Chen Jingdi, Wu Wei, Xian Chunxing, Wang Taoran, Hao Xiaotian, Chai Na, Liu Tao, Shang Lei, Wang Bo, Gao Jiakai, Bi Long
Department of Orthopedics, Xijing Hospital, Air Force Medical University, Xi'an, 710032, China.
Department of Orthopedics, 95829 Military Hospital in PLA, Wuhan, 430000, China.
Heliyon. 2024 Mar 26;10(7):e28502. doi: 10.1016/j.heliyon.2024.e28502. eCollection 2024 Apr 15.
To explore risk factors for defective non-union of bone and develop a nomogram-based prediction model for such an outcome.
This retrospective study analysed the case data of patients with defective bony non-unions who were treated at the authors' hospital between January 2010 and December 2020. Patients were divided into the union and non-union groups according to their Radiographic Union Score for Tibia scores 1 year after surgery. Univariate analysis was performed to assess factors related to demographic characteristics, laboratory investigations, surgery, and trauma in both groups. Subsequently, statistically significant factors were included in the multivariate logistic regression analysis to identify independent risk factors. A nomogram-based prediction model was established using statistically significant variables in the multivariate analysis. The accuracy and stability of the model were evaluated using receiver operating characteristic (ROC) and calibration curves. The clinical applicability of the nomogram model was evaluated using decision curve analysis.
In total, 204 patients (171 male, 33 female; mean [±SD] age, 39.75 ± 13.00 years) were included. The mean body mass index was 22.95 ± 3.64 kg/m. Among the included patients, 29 were smokers, 18 were alcohol drinkers, and 21 had a previous comorbid systemic disease (PCSD). Univariate analysis revealed that age, occupation, PCSD, smoking, drinking, interleukin-6, C-reactive protein (CRP), procalcitonin, alkaline phosphatase, glucose, and uric acid levels; blood calcium ion concentration; and bone defect size (BDS) were correlated with defective bone union (all P < 0.05). Multivariate logistic regression analysis revealed that PCSD, smoking, interleukin-6, CRP, and glucose levels; and BDS were associated with defective bone union (all P < 0.05), and the variables in the multivariate analysis were included in the nomogram-based prediction model. The value of the area under the ROC curve for the predictive model for bone defects was 0.95.

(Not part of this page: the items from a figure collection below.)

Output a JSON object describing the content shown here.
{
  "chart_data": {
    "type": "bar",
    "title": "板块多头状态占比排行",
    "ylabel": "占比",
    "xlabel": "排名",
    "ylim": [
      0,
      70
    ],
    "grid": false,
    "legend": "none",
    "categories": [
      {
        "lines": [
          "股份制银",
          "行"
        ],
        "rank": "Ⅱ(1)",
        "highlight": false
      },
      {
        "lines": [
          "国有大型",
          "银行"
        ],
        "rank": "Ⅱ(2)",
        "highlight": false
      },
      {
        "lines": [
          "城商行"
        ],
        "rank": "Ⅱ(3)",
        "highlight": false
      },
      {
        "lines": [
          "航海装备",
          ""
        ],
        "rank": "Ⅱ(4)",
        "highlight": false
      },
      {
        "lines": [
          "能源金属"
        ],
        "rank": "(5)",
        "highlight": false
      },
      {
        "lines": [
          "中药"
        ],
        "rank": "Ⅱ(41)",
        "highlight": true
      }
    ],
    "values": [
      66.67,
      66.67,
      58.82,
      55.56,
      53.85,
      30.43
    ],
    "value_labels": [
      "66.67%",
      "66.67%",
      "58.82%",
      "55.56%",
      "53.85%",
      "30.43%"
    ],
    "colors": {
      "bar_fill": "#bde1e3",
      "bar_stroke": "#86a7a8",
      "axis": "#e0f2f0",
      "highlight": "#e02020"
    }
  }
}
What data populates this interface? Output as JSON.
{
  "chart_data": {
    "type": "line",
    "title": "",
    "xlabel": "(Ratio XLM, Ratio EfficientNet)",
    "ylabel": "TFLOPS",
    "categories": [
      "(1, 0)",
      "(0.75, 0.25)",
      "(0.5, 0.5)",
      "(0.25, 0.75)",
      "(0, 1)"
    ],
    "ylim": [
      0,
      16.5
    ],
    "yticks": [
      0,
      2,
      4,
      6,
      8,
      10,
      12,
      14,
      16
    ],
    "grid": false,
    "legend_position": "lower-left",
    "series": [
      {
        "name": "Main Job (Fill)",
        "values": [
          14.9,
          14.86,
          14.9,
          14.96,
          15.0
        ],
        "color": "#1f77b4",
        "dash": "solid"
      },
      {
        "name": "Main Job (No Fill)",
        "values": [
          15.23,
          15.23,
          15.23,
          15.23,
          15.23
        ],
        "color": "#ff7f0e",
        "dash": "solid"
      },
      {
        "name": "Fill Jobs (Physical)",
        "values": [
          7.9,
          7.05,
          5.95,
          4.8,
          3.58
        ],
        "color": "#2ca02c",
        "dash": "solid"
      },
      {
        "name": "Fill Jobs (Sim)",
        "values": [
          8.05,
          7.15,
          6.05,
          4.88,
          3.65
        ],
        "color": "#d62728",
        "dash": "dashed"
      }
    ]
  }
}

PCSD, smoking, interleukin-6, CRP, and glucose levels; and BDS were independent risk factors for defective bony non-union, and the incidence of such non-union was predicted using the nomogram. These findings are important for clinical interventions and decision-making.
探讨骨不连的危险因素,并建立基于列线图的骨不连结局预测模型。
本回顾性研究分析了2010年1月至2020年12月在作者所在医院接受治疗的骨不连患者的病例数据。根据术后1年的胫骨影像学愈合评分将患者分为愈合组和未愈合组。对两组患者的人口统计学特征、实验室检查、手术和创伤相关因素进行单因素分析。随后,将具有统计学意义的因素纳入多因素逻辑回归分析,以确定独立危险因素。使用多因素分析中具有统计学意义的变量建立基于列线图的预测模型。采用受试者工作特征(ROC)曲线和校准曲线评估模型的准确性和稳定性。使用决策曲线分析评估列线图模型的临床适用性。
共纳入204例患者(男性171例,女性33例;平均[±标准差]年龄为39.75±13.00岁)。平均体重指数为22.95±3.64kg/m²。纳入患者中,吸烟者29例,饮酒者18例,既往有合并全身性疾病(PCSD)者21例。单因素分析显示,年龄、职业、PCSD、吸烟、饮酒、白细胞介素-6、C反应蛋白(CRP)、降钙素原、碱性磷酸酶、血糖和尿酸水平;血钙离子浓度;以及骨缺损大小(BDS)与骨不连相关(均P<0.05)。多因素逻辑回归分析显示,PCSD、吸烟、白细胞介素-6、CRP和血糖水平;以及BDS与骨不连相关(均P<0.05),多因素分析中的变量被纳入基于列线图的预测模型。骨缺损预测模型的ROC曲线下面积值为0.95。
PCSD、吸烟、白细胞介素-6、CRP和血糖水平;以及BDS是骨不连的独立危险因素,并使用列线图预测了此类不连的发生率。这些发现对临床干预和决策具有重要意义。